Like a bug in the bottom of a big bathtub, we're parked in the middle of this gray-green sagebrush desert. All around rise rather majestic, horizontally stratified, red-rock mesas and ridges. We're about sixty miles north of the Grand Canyon and I want to explain why we'll not be visiting there.
Many times in my life I've fantasized about descending through the various life-zones and geological outcroppings of the Grand Canyon. But during recent weeks gradually this pleasing anticipation has been usurped by a feeling not unlike dread. In short, I don't want to be around the hoards of tourists, overwintering Northerners and college kids on spring break I know to be there.
During this trip maybe my greatest surprise has been seeing the large number of this kind of American ranging all through the desert region. I'd expected them in the Rio Grande Valley at Amistad and the trailer parks clustered around Tucson and El Paso, and all through southern California. But one day at noon on Arizona Highway 86 passing through the Papago Indian Reservation's Quijotoa Mountains, in a place that earlier I'd visualized as being "all my own," two out of three vehicles on the very busy road were big RV's. Sometimes crawling up a hill there'd be five or more in a line, all with northern license plates. Ajo, Arizona, which I'd expected to be a gloriously red-necked mining town was full of gray-haired folks wearing shorts and pointing home-video cameras at one another. In Beatty, Nevada, at 9:00 AM one weekday morning, I pulled into town to have a tire-hole plugged and got caught in a traffic jam of lumbering RV's all growling at one another at the town's main crossroad. And remember Death Valley...

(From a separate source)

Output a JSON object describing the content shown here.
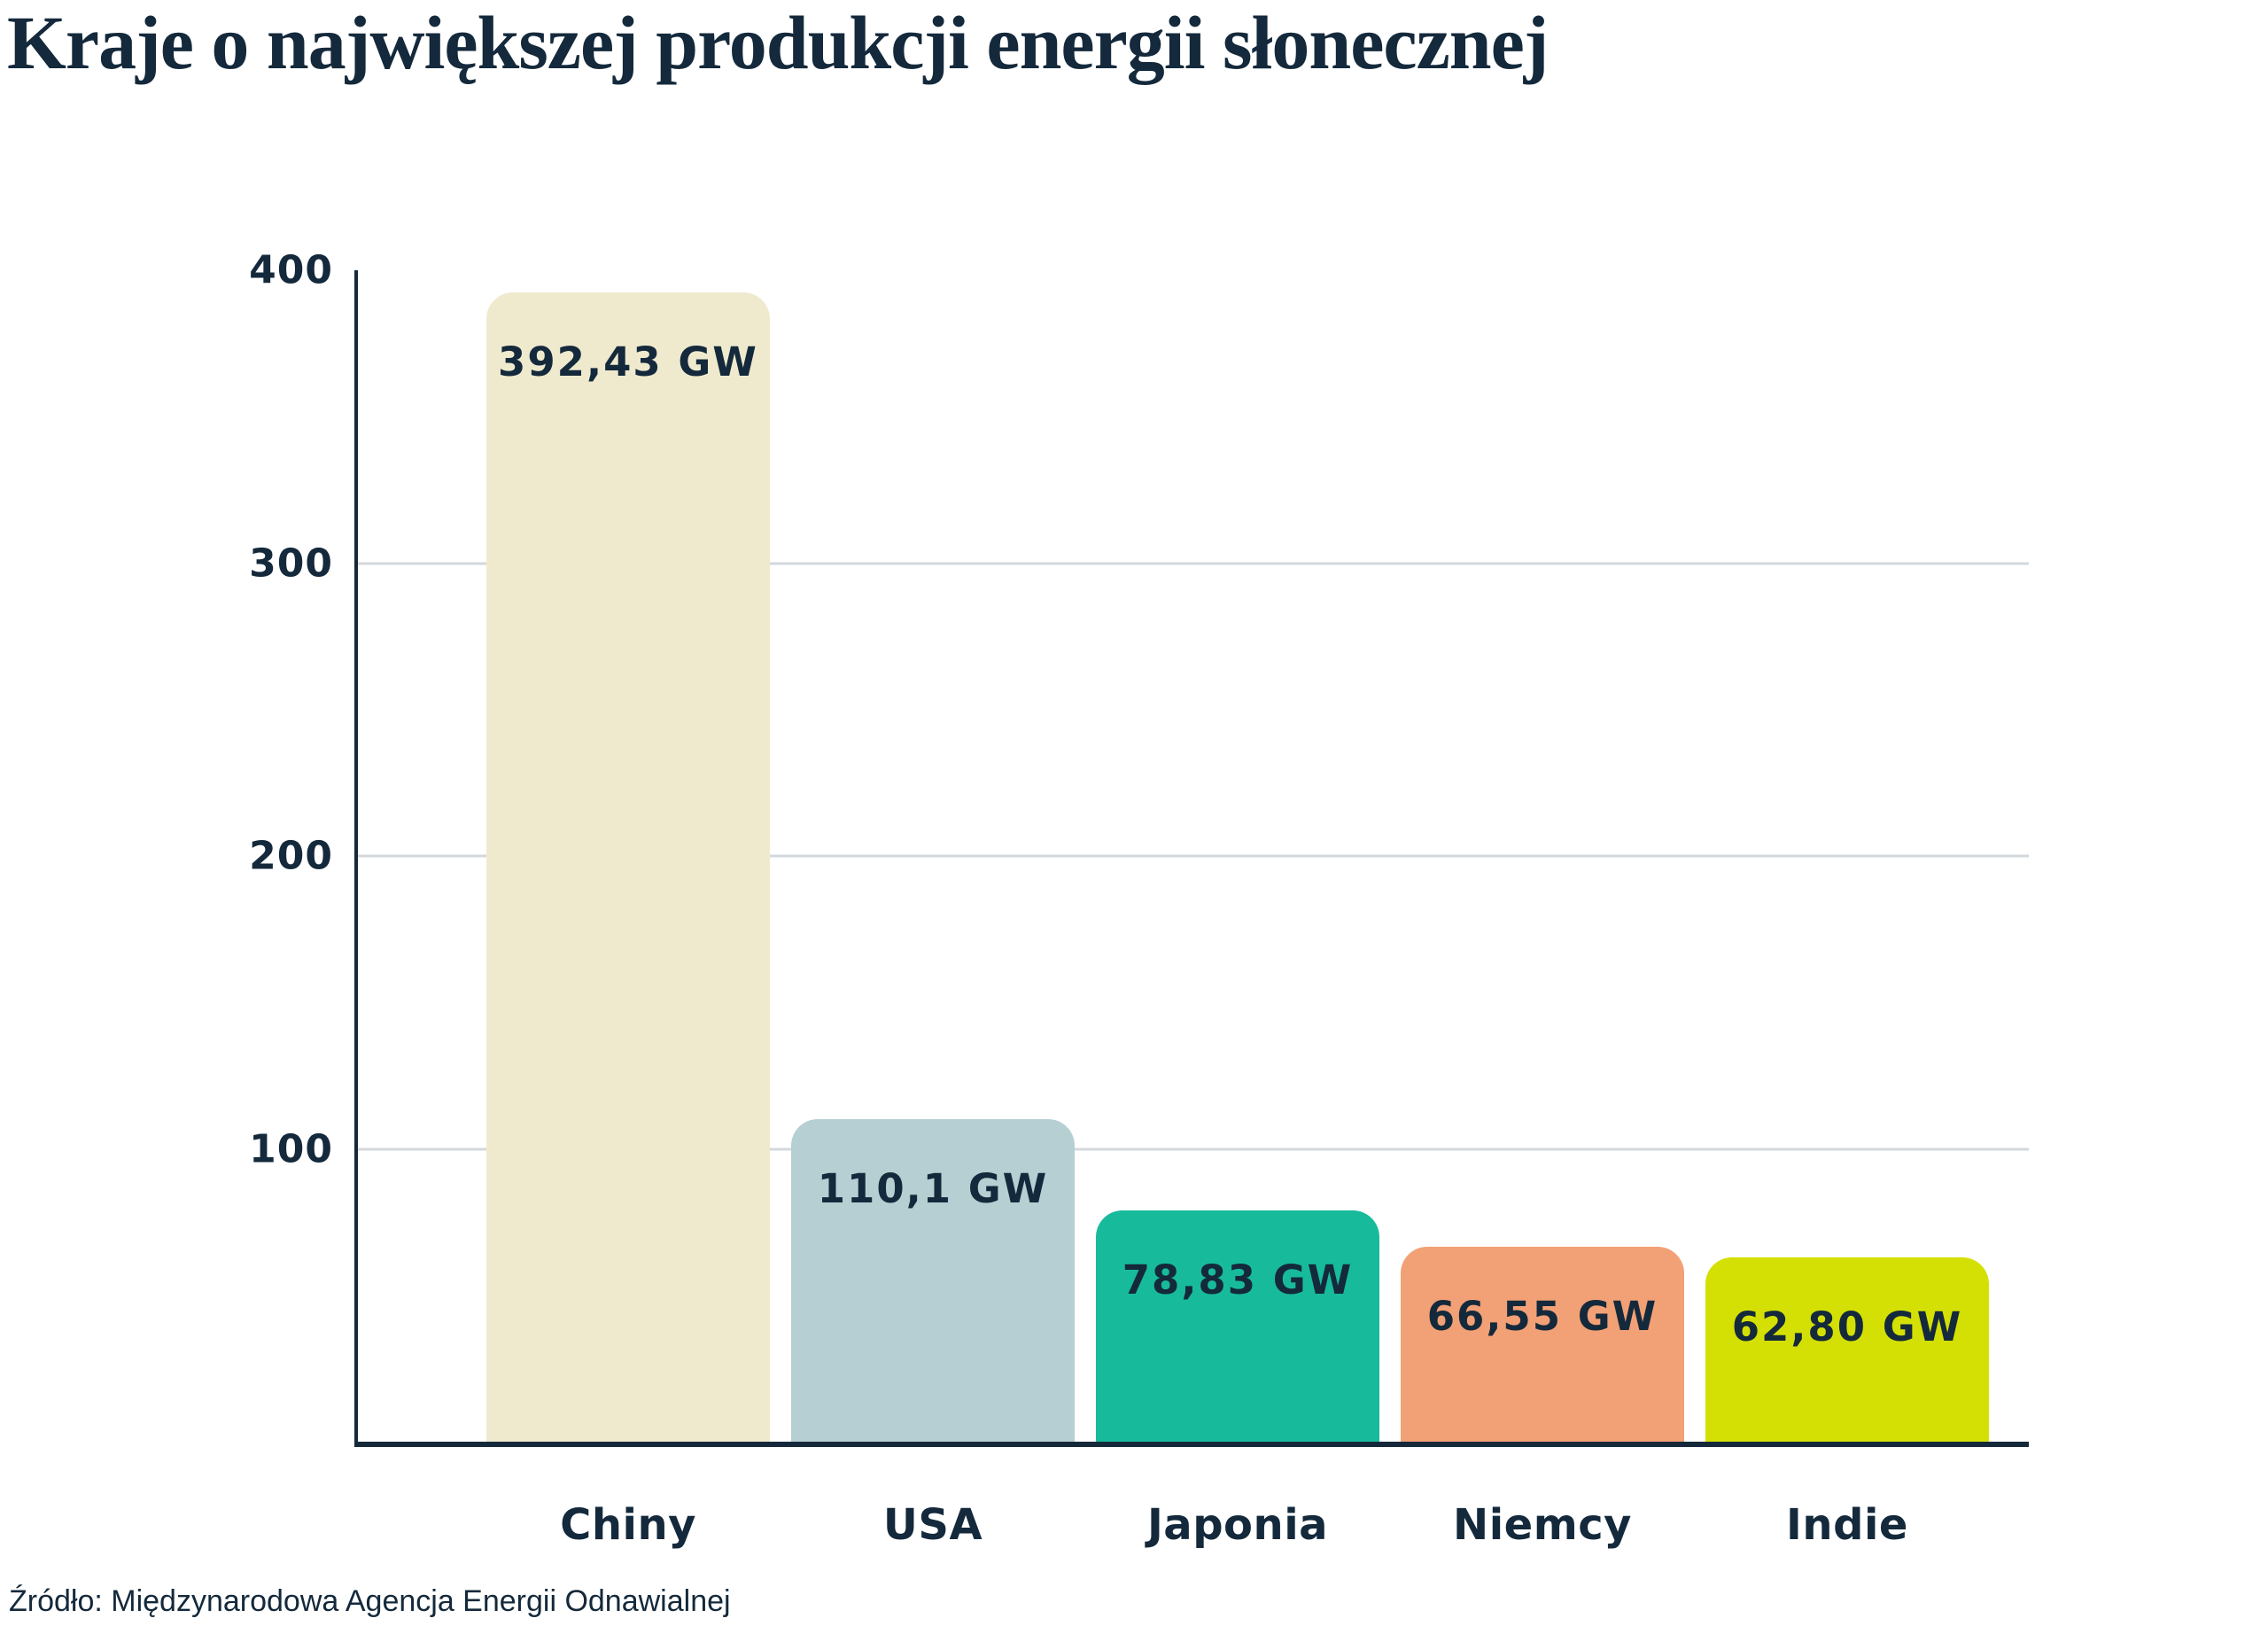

Of course, I'm glad that these folks have enough chutzpah to go out and see the world. And almost every time I meet them individually they turn out to be pleasant, intelligent and interesting people. But the main impact of their presence in all the most interesting places is that they inflate prices, cause traffic jams, and spread across the region a certain glossiness and a deadening sameness.
Moreover, maybe the desert has molded me into a creature whom the tourists and snowbirds find a little too dusty-looking, sun-burned and windy-haired. On Easter Morning I visited the laundrymat in Kanab. It was the first time I'd sat inside a building since Christmas. I didn't sit long before realizing that those odors which so appeal to me at dusk in the desert, in the context of swept floors, shiny, plastic laundrymat chairs, and detergent-smelling air... aren't too fashionable.
It was very early and I had the laundry to myself, so I washed my hair in the clothes-rinsing basin. My shirt was one of those that shows wet spots. Then in walked a lady as I was pulling off my socks, which I'd forgotten to add to the laundry. Realizing what I must look like, I stood and greeted her, hoping that politeness would neutralize my wet-haired, splotchy look and the appearance of my bare, rusty feet. When I smiled my chapped lower lip cracked, instantly releasing a dribble of blood onto my chin. Automatically with the back of my hand I wiped the blood away, only to notice that my sunburned arm and hand were so dry that in places they'd turned white with flaking-off skin, giving me a piebald appearance. In my embarrassment I managed to smear blood over my glasses and to pull on a sock somehow mixed in with the laundry that was so holey that for the last year I've been wiping Henry's dipstick with it. The woman was not pleased to see me.
Somewhat wounded from my Easter Morning in Kanab, I have driven, as I said, into the middle of this gray-green sagebrush desert. In national parks I'm unable to build open fires so I haven't enjoyed my cornbread, scrambled eggs and tea for many days. The first thing upon arriving, then, was to build a fire. The smoke from sagebrush wood is wonderfully sweet, smelling like fine incense. Fresh from the laundrymat, I hung my wet bluejeans across sagebrush and my socks and underwear among juniper branches. An hour later, the sun and wind have dried them completely and the bluejeans smell of sagebrush and everything else smells cedary and pure.
The monotony here comes from wind and sun mingling quietly above the sagebrush, not look-alike RV's plodding down national park highways. Instead of being embarrassed by the land-stroked appearance of Henry and me, here this sunlight and wind empowers me with a general magnanimity toward all things.
I shall not visit the glorious Grand Canyon.